I am seeing lots of errors like the following when running a Spark job on Google Dataproc while the program tries to access a file in the attached HDFS (yes, I am in bioinformatics, if that matters):
Caused by:
org.apache.hadoop.hdfs.BlockMissingException:
Could not obtain block:
BP-605637428-10.128.0.34-1564425505397:blk_1073741871_1047
file=/reference/Homo_sapiens_assembly38.fasta
When I parsed the log, the exceptions are repeatedly complaining about accessing 4~5 blocks. That file is ~3GB and block size on the HDFS is set to ~138MB.

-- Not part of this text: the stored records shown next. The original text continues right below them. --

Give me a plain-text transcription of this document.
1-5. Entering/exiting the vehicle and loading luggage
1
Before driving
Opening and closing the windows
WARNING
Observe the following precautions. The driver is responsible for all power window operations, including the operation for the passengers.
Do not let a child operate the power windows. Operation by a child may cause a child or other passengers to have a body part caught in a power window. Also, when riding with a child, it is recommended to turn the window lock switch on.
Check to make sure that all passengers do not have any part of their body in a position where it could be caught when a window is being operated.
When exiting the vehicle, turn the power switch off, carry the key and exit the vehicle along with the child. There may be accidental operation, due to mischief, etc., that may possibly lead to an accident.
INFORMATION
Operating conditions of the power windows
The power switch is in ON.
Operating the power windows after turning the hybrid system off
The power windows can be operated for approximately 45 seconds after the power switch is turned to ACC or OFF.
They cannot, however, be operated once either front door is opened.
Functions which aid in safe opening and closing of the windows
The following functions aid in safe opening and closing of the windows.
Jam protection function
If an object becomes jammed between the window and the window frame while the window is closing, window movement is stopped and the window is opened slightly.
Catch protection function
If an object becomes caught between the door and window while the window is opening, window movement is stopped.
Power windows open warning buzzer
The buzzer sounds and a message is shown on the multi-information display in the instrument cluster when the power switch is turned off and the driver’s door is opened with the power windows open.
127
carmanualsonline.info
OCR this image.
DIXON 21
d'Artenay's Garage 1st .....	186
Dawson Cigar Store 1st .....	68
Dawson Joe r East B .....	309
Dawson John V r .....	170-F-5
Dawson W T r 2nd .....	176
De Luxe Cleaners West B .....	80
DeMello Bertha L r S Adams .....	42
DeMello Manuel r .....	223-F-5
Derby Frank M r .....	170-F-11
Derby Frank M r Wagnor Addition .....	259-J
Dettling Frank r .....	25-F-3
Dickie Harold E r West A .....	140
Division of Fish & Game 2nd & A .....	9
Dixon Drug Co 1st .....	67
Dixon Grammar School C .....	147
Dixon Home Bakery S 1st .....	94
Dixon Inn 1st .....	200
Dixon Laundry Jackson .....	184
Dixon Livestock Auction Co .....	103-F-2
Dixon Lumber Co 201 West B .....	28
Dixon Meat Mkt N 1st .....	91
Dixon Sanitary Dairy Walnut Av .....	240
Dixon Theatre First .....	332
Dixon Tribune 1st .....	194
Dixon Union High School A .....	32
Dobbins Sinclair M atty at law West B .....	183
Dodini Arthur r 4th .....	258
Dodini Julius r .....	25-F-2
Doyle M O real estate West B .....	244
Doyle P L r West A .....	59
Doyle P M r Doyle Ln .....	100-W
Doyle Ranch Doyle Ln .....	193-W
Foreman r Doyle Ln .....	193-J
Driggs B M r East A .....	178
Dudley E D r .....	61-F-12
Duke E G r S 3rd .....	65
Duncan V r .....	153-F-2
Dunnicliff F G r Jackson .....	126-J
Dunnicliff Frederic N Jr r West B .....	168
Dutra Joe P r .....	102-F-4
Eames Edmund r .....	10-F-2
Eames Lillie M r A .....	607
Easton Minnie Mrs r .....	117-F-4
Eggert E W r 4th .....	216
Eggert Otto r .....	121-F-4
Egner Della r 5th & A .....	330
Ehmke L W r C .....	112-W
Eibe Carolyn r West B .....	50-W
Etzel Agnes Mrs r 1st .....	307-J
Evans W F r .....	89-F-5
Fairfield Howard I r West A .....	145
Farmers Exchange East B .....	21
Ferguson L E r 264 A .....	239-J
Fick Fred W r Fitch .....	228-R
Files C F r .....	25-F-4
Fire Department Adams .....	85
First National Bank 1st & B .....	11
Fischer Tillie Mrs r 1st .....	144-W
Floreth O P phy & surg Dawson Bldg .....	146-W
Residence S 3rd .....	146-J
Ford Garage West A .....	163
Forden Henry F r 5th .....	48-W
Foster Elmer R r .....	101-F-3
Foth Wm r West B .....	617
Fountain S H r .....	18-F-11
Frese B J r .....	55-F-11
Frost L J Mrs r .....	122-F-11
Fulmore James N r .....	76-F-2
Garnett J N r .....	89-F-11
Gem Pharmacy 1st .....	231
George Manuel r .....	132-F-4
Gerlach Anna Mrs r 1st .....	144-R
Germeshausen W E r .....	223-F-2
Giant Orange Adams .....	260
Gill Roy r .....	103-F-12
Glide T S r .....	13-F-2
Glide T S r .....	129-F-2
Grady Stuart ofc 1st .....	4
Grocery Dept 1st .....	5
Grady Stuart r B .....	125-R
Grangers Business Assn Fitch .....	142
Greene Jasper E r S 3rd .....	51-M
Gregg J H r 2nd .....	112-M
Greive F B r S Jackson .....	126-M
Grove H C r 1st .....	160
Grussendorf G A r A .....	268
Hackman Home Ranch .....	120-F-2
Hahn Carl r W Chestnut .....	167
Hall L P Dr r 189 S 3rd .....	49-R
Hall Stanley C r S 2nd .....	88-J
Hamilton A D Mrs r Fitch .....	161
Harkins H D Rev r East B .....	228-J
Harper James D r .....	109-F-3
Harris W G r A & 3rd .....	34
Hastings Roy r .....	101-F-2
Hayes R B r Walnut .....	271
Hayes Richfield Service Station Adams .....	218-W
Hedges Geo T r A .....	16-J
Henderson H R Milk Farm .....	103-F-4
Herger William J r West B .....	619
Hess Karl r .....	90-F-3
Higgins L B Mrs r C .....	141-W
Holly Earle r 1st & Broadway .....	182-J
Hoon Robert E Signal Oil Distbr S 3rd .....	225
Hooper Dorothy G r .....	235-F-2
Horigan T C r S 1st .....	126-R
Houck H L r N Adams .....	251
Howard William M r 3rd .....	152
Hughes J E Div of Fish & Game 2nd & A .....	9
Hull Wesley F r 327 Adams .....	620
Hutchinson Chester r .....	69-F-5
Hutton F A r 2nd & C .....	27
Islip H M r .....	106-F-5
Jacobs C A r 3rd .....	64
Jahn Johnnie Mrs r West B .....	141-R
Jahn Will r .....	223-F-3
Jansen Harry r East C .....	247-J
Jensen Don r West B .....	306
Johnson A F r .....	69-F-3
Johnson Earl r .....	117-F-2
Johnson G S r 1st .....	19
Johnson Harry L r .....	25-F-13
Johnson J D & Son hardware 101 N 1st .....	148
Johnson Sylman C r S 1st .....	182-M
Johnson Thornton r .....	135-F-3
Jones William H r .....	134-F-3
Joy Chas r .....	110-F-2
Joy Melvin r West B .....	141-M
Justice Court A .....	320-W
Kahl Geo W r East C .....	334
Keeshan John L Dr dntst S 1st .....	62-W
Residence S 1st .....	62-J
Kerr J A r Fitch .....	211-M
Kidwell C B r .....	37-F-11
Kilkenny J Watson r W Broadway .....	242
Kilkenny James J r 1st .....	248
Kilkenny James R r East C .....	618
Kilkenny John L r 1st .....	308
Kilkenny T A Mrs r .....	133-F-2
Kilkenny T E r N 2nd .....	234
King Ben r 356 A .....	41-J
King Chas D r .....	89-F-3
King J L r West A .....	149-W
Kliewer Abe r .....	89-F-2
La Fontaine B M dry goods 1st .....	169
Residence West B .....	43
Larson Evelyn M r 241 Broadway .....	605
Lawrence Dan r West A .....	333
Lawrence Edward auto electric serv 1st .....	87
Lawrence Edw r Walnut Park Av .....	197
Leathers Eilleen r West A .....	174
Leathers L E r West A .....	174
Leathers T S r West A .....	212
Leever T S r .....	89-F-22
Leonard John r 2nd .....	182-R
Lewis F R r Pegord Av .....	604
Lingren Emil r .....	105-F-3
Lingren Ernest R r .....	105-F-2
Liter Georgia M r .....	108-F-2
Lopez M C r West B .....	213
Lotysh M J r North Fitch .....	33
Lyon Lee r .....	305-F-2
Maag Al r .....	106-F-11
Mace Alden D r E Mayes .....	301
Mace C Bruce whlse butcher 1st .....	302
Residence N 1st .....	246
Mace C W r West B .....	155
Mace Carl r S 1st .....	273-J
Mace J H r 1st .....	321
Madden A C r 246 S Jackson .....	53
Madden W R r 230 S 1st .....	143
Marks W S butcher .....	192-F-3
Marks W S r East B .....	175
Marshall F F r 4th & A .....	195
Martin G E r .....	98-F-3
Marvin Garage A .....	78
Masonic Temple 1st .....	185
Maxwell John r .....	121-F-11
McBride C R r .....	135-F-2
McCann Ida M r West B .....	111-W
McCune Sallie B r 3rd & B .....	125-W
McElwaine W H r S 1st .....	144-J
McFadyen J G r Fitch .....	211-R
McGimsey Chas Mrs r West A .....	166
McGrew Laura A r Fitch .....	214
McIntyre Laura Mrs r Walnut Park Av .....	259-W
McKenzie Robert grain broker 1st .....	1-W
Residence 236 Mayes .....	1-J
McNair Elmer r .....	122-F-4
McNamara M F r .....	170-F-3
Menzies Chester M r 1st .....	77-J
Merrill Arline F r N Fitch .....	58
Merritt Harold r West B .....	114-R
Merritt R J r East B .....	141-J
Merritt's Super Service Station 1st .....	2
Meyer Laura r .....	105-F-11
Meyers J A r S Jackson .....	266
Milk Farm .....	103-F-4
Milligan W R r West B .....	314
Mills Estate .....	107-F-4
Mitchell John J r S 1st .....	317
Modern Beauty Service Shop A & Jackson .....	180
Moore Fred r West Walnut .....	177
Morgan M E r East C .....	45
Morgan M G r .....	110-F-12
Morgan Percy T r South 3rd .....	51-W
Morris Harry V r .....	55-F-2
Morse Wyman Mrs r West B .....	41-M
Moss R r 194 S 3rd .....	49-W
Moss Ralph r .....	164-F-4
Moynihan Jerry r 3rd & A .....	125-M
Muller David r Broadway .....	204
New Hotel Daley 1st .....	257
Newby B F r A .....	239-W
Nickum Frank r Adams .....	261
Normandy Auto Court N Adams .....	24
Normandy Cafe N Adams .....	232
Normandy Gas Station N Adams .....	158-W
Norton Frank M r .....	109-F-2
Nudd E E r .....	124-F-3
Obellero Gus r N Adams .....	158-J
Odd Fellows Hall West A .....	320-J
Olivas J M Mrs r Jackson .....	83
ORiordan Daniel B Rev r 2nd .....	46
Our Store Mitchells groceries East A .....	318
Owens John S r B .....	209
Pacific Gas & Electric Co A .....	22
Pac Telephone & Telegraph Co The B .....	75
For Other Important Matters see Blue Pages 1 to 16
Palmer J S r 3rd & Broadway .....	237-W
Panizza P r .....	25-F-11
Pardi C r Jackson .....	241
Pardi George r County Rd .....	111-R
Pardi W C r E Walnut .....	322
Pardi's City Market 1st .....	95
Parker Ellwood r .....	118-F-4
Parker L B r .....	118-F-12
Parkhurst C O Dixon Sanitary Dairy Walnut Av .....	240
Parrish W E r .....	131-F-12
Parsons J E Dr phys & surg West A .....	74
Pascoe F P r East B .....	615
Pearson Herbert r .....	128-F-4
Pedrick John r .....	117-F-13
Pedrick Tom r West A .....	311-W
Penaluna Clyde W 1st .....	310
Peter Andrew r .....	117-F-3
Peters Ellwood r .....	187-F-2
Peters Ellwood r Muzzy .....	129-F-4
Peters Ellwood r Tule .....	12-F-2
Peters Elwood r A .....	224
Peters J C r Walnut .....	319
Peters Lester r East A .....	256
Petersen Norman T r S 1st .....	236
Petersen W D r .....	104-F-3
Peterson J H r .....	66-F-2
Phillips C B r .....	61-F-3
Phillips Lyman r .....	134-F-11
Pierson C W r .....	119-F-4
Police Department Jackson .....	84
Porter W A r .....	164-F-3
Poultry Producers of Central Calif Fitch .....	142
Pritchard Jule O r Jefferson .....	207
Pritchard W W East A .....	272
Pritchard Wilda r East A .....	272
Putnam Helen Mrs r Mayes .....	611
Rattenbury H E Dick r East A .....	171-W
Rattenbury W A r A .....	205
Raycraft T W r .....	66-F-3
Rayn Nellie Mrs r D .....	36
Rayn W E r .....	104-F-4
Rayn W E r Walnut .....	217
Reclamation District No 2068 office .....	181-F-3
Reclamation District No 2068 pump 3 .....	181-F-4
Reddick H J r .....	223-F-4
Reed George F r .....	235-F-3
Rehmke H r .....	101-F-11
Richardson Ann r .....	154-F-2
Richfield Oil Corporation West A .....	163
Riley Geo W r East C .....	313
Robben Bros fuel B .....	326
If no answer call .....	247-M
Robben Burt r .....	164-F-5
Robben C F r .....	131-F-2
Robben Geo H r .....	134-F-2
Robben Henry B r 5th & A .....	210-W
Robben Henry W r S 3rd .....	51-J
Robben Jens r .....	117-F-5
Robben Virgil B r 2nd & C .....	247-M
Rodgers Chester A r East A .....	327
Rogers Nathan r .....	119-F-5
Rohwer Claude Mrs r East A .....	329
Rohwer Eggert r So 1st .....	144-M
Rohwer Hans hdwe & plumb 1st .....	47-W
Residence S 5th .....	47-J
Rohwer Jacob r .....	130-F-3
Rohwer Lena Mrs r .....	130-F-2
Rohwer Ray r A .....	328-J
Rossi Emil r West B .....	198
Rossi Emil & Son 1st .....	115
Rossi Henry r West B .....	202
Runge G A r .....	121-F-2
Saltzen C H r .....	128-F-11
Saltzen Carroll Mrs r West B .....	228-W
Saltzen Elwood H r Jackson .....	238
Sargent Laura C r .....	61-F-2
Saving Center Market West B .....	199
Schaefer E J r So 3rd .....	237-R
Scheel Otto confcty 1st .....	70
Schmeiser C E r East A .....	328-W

Then I went to hadoop fsck /reference/Homo_sapiens_assembly38.fasta
, and got the following
.Status: HEALTHY
Total size: 3249912778 B
Total dirs: 0
Total files: 1
Total symlinks: 0
Total blocks (validated): 25 (avg. block size 129996511 B)
Minimally replicated blocks: 25 (100.0 %)
Over-replicated blocks: 0 (0.0 %)
Under-replicated blocks: 0 (0.0 %)
Mis-replicated blocks: 0 (0.0 %)
Default replication factor: 2
Average block replication: 2.0
Corrupt blocks: 0
Missing replicas: 0 (0.0 %)
Number of data-nodes: 8
Number of racks: 1
I also tried setting dfs.client.use.datanode.hostname
to true
when creating the dataproc cluster as indicated here and here, but no success either.
I am also planning to increase the dfs.replication
to 3 from the Dataproc default 2, but Google says this so I am not sure yet if that'll impact the performance.
Any one has idea about what is happening?